Wednesday, we learned that the Southern Workforce Board has decided to outsource the employment service to a Canadian company, a service that's been provided by Big Five Community Services for the past 20 years. Big Five's Executive Director told us two former employees are currently serving on the Southern Workforce Board and claims they awarded the Integrated Services for Adults, Dislocated Worker and Youth Services Contract to another company, out of revenge.

Betty Kashou benefited from the Big Five Community Services under the Integrated Services for Adults, Dislocated Worker and Youth Services Program" for over 15 years and she said it's upsetting the program will no longer be provided by the agency.

"If you look around in the community, you realize that there's a lot of people who are struggling and need that helping hand and that program is one of them that give it," she said.

Big Five Executive Director, Kent Watson said the Southern Workforce Board awarded the contract for that program to Res-Care, owned by a Canadian company last week.
He said Big Five had that contract for 20 years and felt the decision was unfair.

"We think the community action should be serving the people of Texoma, not a bunch of suits from Canada," Watson said.

Watson said the decision could jeopardize services for the local unemployed and he feels it's an act of revenge by former employees.

"We've had two employees that leave our employment and go to work for Southern Workforce and all of a sudden we lose our contract.

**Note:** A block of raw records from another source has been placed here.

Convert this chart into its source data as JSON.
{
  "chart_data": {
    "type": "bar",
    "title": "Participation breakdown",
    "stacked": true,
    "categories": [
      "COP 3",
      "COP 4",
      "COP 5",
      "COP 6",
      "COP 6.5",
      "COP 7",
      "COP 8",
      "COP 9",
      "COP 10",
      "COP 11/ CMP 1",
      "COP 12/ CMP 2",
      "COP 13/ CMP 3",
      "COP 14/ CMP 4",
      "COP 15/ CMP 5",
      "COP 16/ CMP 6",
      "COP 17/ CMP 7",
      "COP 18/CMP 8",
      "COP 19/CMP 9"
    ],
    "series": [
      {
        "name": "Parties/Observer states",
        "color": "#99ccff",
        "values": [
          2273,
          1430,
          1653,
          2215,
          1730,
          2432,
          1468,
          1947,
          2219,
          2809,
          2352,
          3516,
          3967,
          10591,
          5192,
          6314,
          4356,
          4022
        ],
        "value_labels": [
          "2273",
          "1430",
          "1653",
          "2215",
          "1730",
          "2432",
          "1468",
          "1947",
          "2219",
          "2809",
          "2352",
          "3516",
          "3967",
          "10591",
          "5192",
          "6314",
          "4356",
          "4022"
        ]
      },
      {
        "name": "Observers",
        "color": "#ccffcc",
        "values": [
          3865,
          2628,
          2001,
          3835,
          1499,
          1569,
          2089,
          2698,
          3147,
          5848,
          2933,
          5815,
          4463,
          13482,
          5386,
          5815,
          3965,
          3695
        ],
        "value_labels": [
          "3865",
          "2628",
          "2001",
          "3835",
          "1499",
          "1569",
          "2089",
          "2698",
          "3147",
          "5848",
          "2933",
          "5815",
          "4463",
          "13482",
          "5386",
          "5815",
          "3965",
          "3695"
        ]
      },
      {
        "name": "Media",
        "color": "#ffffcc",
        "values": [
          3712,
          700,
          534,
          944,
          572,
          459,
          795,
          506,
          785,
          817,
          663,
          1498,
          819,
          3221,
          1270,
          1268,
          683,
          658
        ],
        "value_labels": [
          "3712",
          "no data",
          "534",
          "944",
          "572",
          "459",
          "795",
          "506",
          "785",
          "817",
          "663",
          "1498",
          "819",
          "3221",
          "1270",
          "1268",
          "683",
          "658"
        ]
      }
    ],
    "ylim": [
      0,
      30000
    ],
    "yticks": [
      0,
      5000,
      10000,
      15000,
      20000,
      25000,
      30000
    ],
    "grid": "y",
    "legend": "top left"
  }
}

Now the question becomes, why did that happen? Why did we lose that contract so quickly in the most recent bid process?" Watson said.

We stopped by the Southern Workforce Board office, no one was available to comment. But its executive director, Kerry Manning, sent us a statement:

"The Board, at this time, is following the appropriate procurement process. The SWB will only enter into a contract that best serves our customers in out 14 county workforce region."

"We're outraged. We're in the business of serving people, we're not in the business of profit. And this is what this Canadian firm is all about, they're a for profit publicly traded entity," Watson said.

Watson said he's planning to appeal the bid to the Southern Workforce Board to find out why the contract was awarded to the Canadian company. He also said they've notified local lawmakers to look into the issue.